On Thursday, McDonald’s said its U.S. same-store sales rose 5.5%--and more than 10% on a two-year basis—which helped the Chicago-based burger giant recover from the pandemic and earn its sixth straight year of comparable restaurant sales growth.
Yet perhaps the most surprising element of the chain’s end-of-year surge came in the morning. Executives said that same-store sales grew during all dayparts, meaning the company’s breakfast same-store sales grew during the last three months of 2020. They are also up in January, executives said. They also rose in September.
The performance is surprising for two reasons: The pandemic has been tough on the morning daypart generally and Wendy’s entered the market in March—giving McDonald’s a difficult new competitor for morning consumers.
Chris Kempczinski, McDonald’s CEO, said Wendy’s entrance into the breakfast daypart didn’t affect his chain’s sales.
“It didn’t have a significant impact on our breakfast business,” Kempczinski said on the company’s fourth-quarter earnings call.
Company executives suggested that the chain’s new line of bakery items helped drive breakfast sales last quarter. “We saw strong performance out of the bakery line,” Kempczinski said.
Breakfast over the past 15 years has become an increasingly important daypart to McDonald’s. Its sales in the morning dwarf that of its nearest competitors, both in terms of total dollar amount and in percentage of overall sales. Even during the chain’s most difficult years in 2013 and 2014 its breakfast daypart grew.
The company’s breakfast products became so popular, in fact, that pressure built on McDonald’s to start serving those products all day, which it did starting in 2015.
But sales and traffic have suffered in the morning more recently. McDonald’s tried all sorts of efforts to get customers back in the a.m., including value offers and products unique to the morning. The company finally appeared to gain traction early last year—same-store sales grew during breakfast in the first quarter of 2020, for instance.
The pandemic changed the equation. With people working from home, they weren’t driving to work and stopping at McDonald’s along the way—or just about any other breakfast-focused concept. The morning became one of the toughest dayparts in the industry.

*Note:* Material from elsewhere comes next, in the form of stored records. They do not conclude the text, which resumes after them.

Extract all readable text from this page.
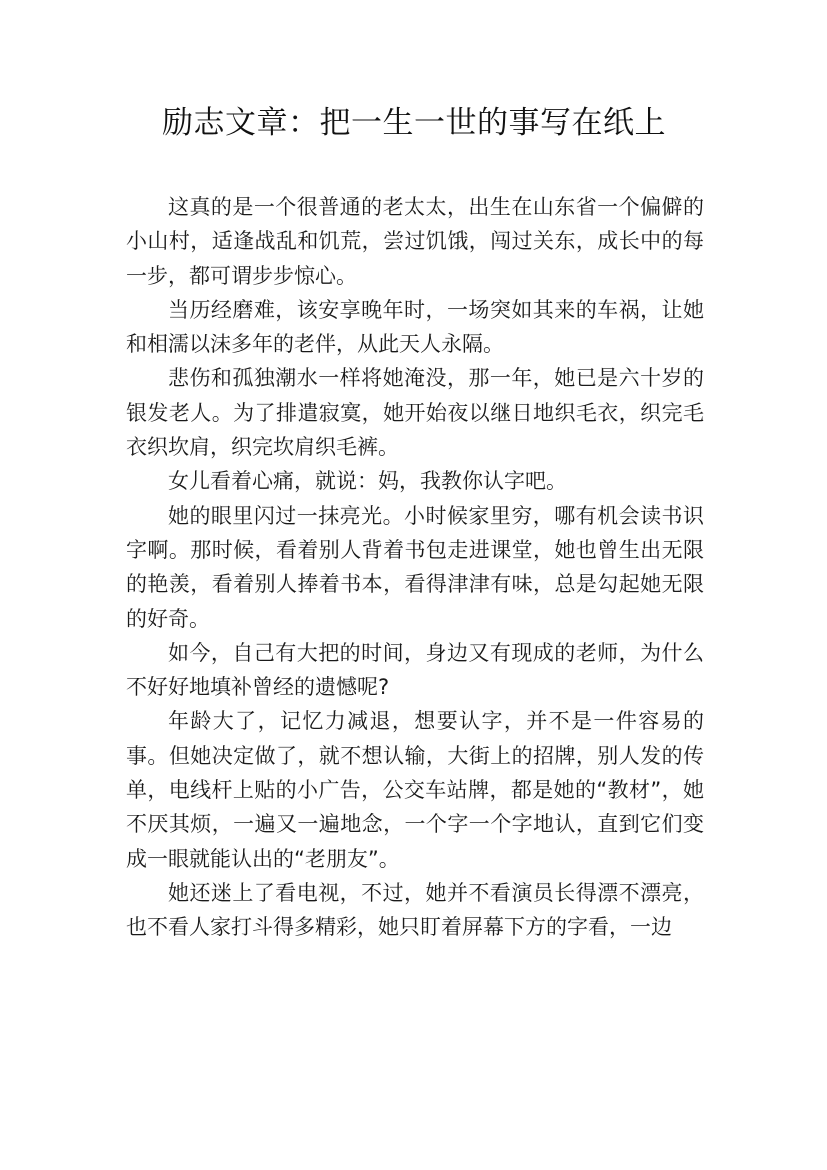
励志文章：把一生一世的事写在纸上

这真的是一个很普通的老太太，出生在山东省一个偏僻的小山村，适逢战乱和饥荒，尝过饥饿，闯过关东，成长中的每一步，都可谓步步惊心。

当历经磨难，该安享晚年时，一场突如其来的车祸，让她和相濡以沫多年的老伴，从此天人永隔。

悲伤和孤独潮水一样将她淹没，那一年，她已是六十岁的银发老人。为了排遣寂寞，她开始夜以继日地织毛衣，织完毛衣织坎肩，织完坎肩织毛裤。

女儿看着心痛，就说：妈，我教你认字吧。

她的眼里闪过一抹亮光。小时候家里穷，哪有机会读书识字啊。那时候，看着别人背着书包走进课堂，她也曾生出无限的艳羡，看着别人捧着书本，看得津津有味，总是勾起她无限的好奇。

如今，自己有大把的时间，身边又有现成的老师，为什么不好好地填补曾经的遗憾呢?

年龄大了，记忆力减退，想要认字，并不是一件容易的事。但她决定做了，就不想认输，大街上的招牌，别人发的传单，电线杆上贴的小广告，公交车站牌，都是她的“教材”，她不厌其烦，一遍又一遍地念，一个字一个字地认，直到它们变成一眼就能认出的“老朋友”。

她还迷上了看电视，不过，她并不看演员长得漂不漂亮，也不看人家打斗得多精彩，她只盯着屏幕下方的字看，一边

The entry of Wendy’s into that market only made matters more difficult. And the Dublin, Ohio-based burger chain generated some surprising early success with its breakfast entry—first getting strong sales out of the gate, and then by maintaining some sales even after curiosity customers left. Breakfast was at 7% of Wendy’s sales in the third quarter.

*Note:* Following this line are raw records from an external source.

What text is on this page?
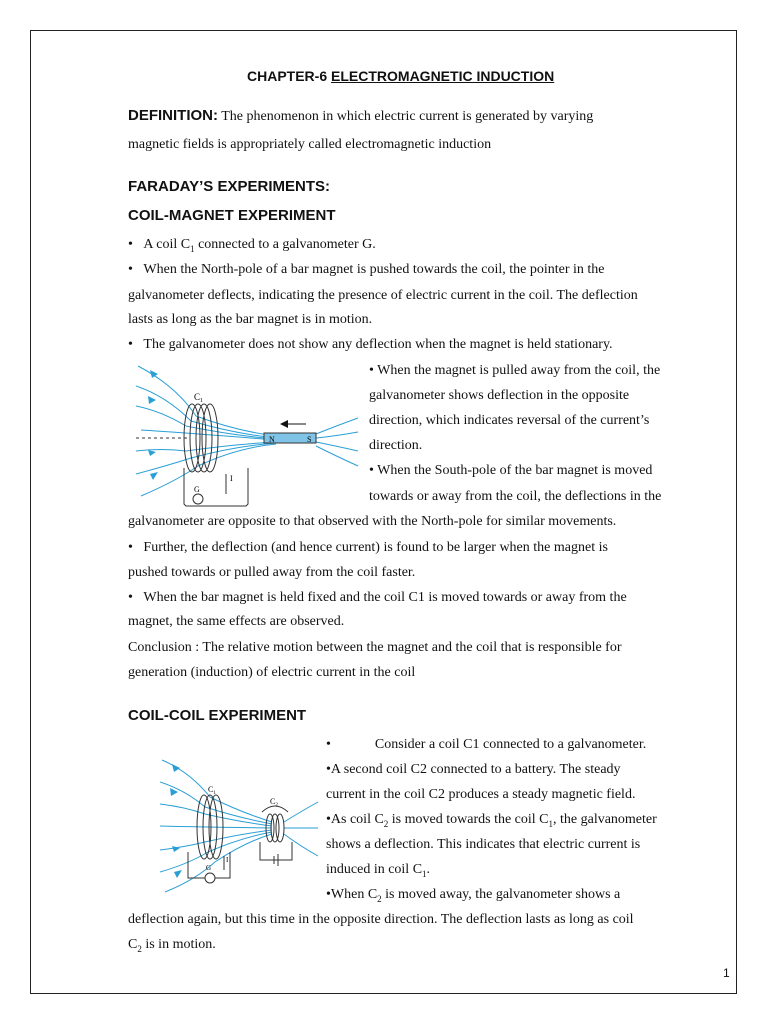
CHAPTER-6 ELECTROMAGNETIC INDUCTION
DEFINITION: The phenomenon in which electric current is generated by varying
magnetic fields is appropriately called electromagnetic induction
FARADAY’S EXPERIMENTS:
COIL-MAGNET EXPERIMENT
• A coil $C_1$ connected to a galvanometer G.
• When the North-pole of a bar magnet is pushed towards the coil, the pointer in the
galvanometer deflects, indicating the presence of electric current in the coil. The deflection
lasts as long as the bar magnet is in motion.
• The galvanometer does not show any deflection when the magnet is held stationary.
$C_1$
N	S
G
I
• When the magnet is pulled away from the coil, the
galvanometer shows deflection in the opposite
direction, which indicates reversal of the current’s
direction.
• When the South-pole of the bar magnet is moved
towards or away from the coil, the deflections in the
galvanometer are opposite to that observed with the North-pole for similar movements.
• Further, the deflection (and hence current) is found to be larger when the magnet is
pushed towards or pulled away from the coil faster.
• When the bar magnet is held fixed and the coil C1 is moved towards or away from the
magnet, the same effects are observed.
Conclusion : The relative motion between the magnet and the coil that is responsible for
generation (induction) of electric current in the coil
COIL-COIL EXPERIMENT
$C_1$
$C_2$
G
I
•	Consider a coil C1 connected to a galvanometer.
•A second coil C2 connected to a battery. The steady
current in the coil C2 produces a steady magnetic field.
•As coil $C_2$ is moved towards the coil $C_1$, the galvanometer
shows a deflection. This indicates that electric current is
induced in coil $C_1$.
•When $C_2$ is moved away, the galvanometer shows a
deflection again, but this time in the opposite direction. The deflection lasts as long as coil
$C_2$ is in motion.
1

But consumers have been returning to restaurants in the months since the pandemic started. Morning-oriented concepts Dunkin’ and Starbucks both saw improving sales in the post-pandemic market. And it’s worth noting that same-store sales at Starbucks’ U.S. drive-thru locations rose 10% in the last three months of 2020—1,500 basis points higher than its overall domestic performance in the period.

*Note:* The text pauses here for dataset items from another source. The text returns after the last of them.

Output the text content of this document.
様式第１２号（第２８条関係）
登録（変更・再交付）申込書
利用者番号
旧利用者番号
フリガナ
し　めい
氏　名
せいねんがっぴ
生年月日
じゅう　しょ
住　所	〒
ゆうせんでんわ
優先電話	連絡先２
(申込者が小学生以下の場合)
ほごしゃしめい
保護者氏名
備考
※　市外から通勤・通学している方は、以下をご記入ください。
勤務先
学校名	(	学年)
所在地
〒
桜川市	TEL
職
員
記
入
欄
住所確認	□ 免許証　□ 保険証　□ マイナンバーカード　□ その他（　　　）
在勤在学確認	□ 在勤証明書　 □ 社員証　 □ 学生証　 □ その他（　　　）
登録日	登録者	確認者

McDonald’s has a lot more drive-thrus than either Starbucks or Dunkin’. And consumers apparently decided to periodically get some breakfast from there late last year and into January.
Meanwhile, the company ended its All-Day Breakfast service at the outset of the pandemic in a bid to improve service times. It appears unlikely to return anytime soon given the chain’s performance, meaning the morning is the only time customers can get their Egg McMuffins or Sausage Biscuits.
Company executives expect to maintain this momentum throughout the year, even as people slowly return to normal.
“And as we look to 2021, we’re set up that breakfast should be a good performing daypart as people get back to, hopefully, returning to work and more of a regular routine, which certainly benefits traffic in the morning,” Kempczinski said.